A game console can have advanced graphics, a large collection of games and a decent price tag, but as we see from our current console market, and the success of the Nintendo Wii, sometimes its the controller that can make the system. The Wii is flying off shelves and it outselling both the Xbox 360 and the PS3 which arguably have better graphics and a larger selection of game available. Yet I dare you to try out all 3 systems and tell me that the Wii, with its innovative control system is not a joy to play. The Wii is an example of the controller saving a gaming system, but if you jump back to 1982 with me you can see an example of just the opposite, the Atari 5200 Super System.
In 1982 the venerable and super popular Atari 2600 was already over a half-decade old and Atari was looking to launch the next great system. What they came up with was the gigantic Atari Video System X. Which, when it was released, became known as the Atari 5200 Super System. Originally designed to compete with the, then ascendant Intellivision, the 5200 actually wound up competing against the much more popular and well-ensconced Colecovision. The system release was greeted with mixed reviews and like all game systems, it had its pros and its cons.
The Atari 5200 had a lot going for it.
The Controller – Although the Atari 5200 had a lousy controller it did break some ground by adding a “Pause” button. As anyone who has played a game system since 1982 knows this has become standard issue on all game systems. The controller also featured a reset button allowing a player to reset their current game without getting up or reaching over to the system itself.
The 5200 also released a very cool Trackball system that was infamous for being as large as the system itself. Which for no technical reason I could find was ginormous (yes that IS a word).
The 5200 featured the first automatic TV switchbox, allowing it to automatically switch from regular TV viewing to the game system signal when you turned it on. If you remember fumbling behind your TV for your 2600 slide switchbox you know how awesome this feature is.

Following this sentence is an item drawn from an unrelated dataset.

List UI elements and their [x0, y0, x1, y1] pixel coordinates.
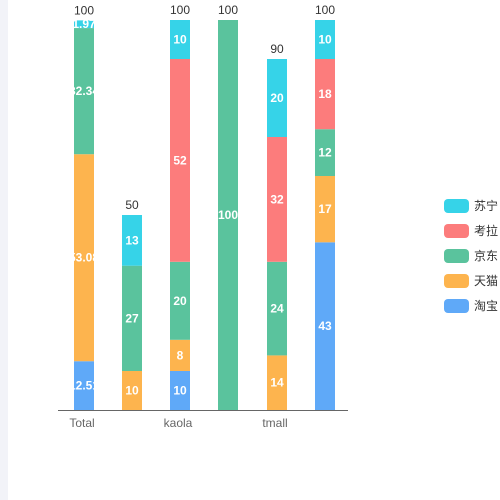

The Atari 5200 could generate 256 colors, which, for its time was a big deal. This, of course, resulted in much better-looking games.
The Atari 5200 Super System had some amazing arcade-style games. As you can see from the Pac-Man screenshot from above. The games were not a perfect match, to what you might see in your local video arcade, but the gameplay and graphics came very close.

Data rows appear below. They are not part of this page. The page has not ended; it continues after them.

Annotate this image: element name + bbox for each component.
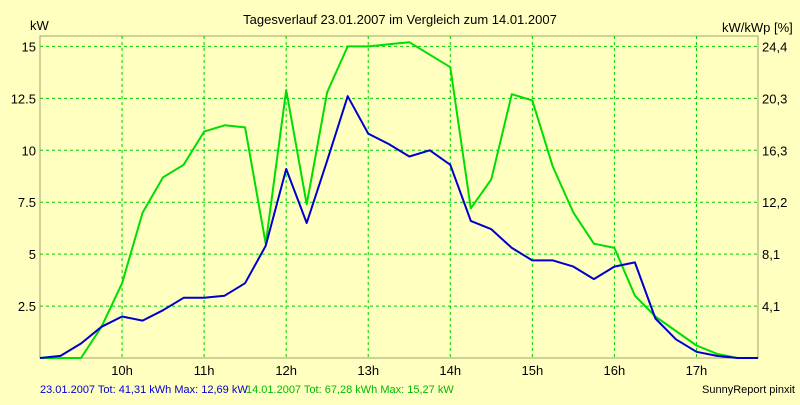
x-tick-label: 12h bbox=[275, 363, 297, 378]
right-tick-label: 12,2 bbox=[762, 195, 787, 210]
series-line-23.01.2007 bbox=[39, 95, 758, 359]
footer-series2-summary: 14.01.2007 Tot: 67,28 kWh Max: 15,27 kW bbox=[246, 384, 454, 396]
left-axis-unit: kW bbox=[30, 18, 50, 33]
y-tick-label: 5 bbox=[29, 247, 36, 262]
x-tick-label: 16h bbox=[604, 363, 626, 378]
y-tick-label: 2.5 bbox=[18, 299, 36, 314]
footer-credit: SunnyReport pinxit bbox=[702, 384, 795, 396]
x-tick-label: 10h bbox=[111, 363, 133, 378]
grid-layer bbox=[40, 36, 758, 358]
series-layer bbox=[39, 41, 758, 359]
x-tick-label: 17h bbox=[686, 363, 708, 378]
x-tick-label: 13h bbox=[357, 363, 379, 378]
footer-series1-summary: 23.01.2007 Tot: 41,31 kWh Max: 12,69 kW bbox=[40, 384, 248, 396]
y-tick-label: 12.5 bbox=[11, 91, 36, 106]
right-tick-label: 20,3 bbox=[762, 91, 787, 106]
x-tick-label: 11h bbox=[194, 363, 215, 378]
right-tick-label: 4,1 bbox=[762, 299, 780, 314]
plot-area bbox=[39, 35, 759, 359]
series-line-14.01.2007 bbox=[40, 41, 758, 359]
chart-title: Tagesverlauf 23.01.2007 im Vergleich zum… bbox=[243, 12, 557, 27]
tick-layer: 15 24,4 12.5 20,3 10 16,3 7.5 12,2 5 8,1 2.5 4,1 10h… bbox=[11, 39, 788, 378]
x-tick-label: 15h bbox=[521, 363, 543, 378]
right-tick-label: 24,4 bbox=[762, 39, 787, 54]
y-tick-label: 15 bbox=[22, 39, 36, 54]
right-axis-unit: kW/kWp [%] bbox=[722, 20, 793, 35]
x-tick-label: 14h bbox=[439, 363, 461, 378]
right-tick-label: 8,1 bbox=[762, 247, 780, 262]
y-tick-label: 7.5 bbox=[18, 195, 36, 210]
y-tick-label: 10 bbox=[22, 143, 36, 158]
right-tick-label: 16,3 bbox=[762, 143, 787, 158]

This would not be a Retroist article if I did not make a reference to some sort of commercial. I love Joust and I love this commercial. It’s a sweeping epic that pulls YOU the player right into the Joust world with frightening results. I cannot confirm this but I think the player in this commercial is a young Arye Gross who played Willie in the film classic, “Just One of the Guys.”

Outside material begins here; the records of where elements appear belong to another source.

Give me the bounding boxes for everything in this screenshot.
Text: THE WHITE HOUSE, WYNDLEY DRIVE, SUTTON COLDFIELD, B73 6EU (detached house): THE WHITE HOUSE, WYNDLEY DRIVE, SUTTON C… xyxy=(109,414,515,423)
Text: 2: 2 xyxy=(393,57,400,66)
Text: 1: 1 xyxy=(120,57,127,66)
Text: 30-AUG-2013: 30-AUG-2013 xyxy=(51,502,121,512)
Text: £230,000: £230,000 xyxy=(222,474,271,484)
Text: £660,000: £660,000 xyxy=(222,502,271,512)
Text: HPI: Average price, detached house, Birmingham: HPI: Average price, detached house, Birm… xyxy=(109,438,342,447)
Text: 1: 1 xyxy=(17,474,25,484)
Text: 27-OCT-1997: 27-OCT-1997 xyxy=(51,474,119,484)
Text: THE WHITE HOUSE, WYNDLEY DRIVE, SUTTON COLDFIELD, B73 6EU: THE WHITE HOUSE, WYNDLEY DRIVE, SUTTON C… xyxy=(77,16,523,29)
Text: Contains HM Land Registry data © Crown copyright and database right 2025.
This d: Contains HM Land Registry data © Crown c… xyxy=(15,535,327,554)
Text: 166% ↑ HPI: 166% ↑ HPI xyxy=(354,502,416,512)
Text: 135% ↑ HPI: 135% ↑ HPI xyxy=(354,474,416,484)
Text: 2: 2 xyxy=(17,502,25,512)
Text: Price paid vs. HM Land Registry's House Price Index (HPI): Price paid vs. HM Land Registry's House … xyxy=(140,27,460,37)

The 5200 was full of promise, but sadly it had some things working against it.
If you ever picked one of these controllers up and tried to play a game with it you will see a problem right away. Its awkward to hold, the side buttons are difficult to push and the joystick will give you the symptoms of juvenile arthritis in a little under a day. The joystick is also not self centering, which led to some real awkward gaming experiences. Especially if you were used to playing games on the 2600’s controllers
Atari was a weird company and the controller itself was designed by a person who had never played a video game in their life. They were merely creating a controller they thought was innovative and would rival the Intellivision’s 16 point controller. The controller received miserable ratings from focus groups and was so poorly regarded in-house that Atari’s engineers circulated a petition hoping to have the controller changed before release. Sadly marketing prevailed and the innovative and difficult to use joystick with its 360 degrees of control was released to the public.
Lack of Games
You could not play your Atari 2600 games on your Atari 5200 Super System until an adapter was released a year later. This of course never sits well with consumers which is why you always see mentions of backwards compatibility on modern systems.
Check out the magic of beach Atari (okay this has nothing to do with selling anything. It just makes me laugh)….
Why Did It Fail?
The 5200 was a well-intentioned system that was led astray by feature addiction. Like many companies they seemed to be so obsessed with adding an extra bullet point to the box that they forgot the main rule of gaming. They need to fun. The Atari 5200 Super System games may have been fun, but it was difficult to confirm that after soaking my crippled hands in ice water after spending an afternoon playing Pac-man over at my friend’s house.
Could it have been that simple? Change the joystick, sell the system? It is hard to tell. The game market was already pretty saturated and most people who had an Atari 2600 didn’t feel it was worth it to pony up money for a new system in the early 80s economic doldrums. There are a lot of “What Ifs” associated with this system. Yet I would go out on a fairly sturdy limb and state that if the Atari 5200 Super System had a better controller and allowed for backwards compatibility (and of course Atari had better management), I might be enjoying a game of Dead Rising on my Atari 166400 Super Duper System instead of my Xbox 360.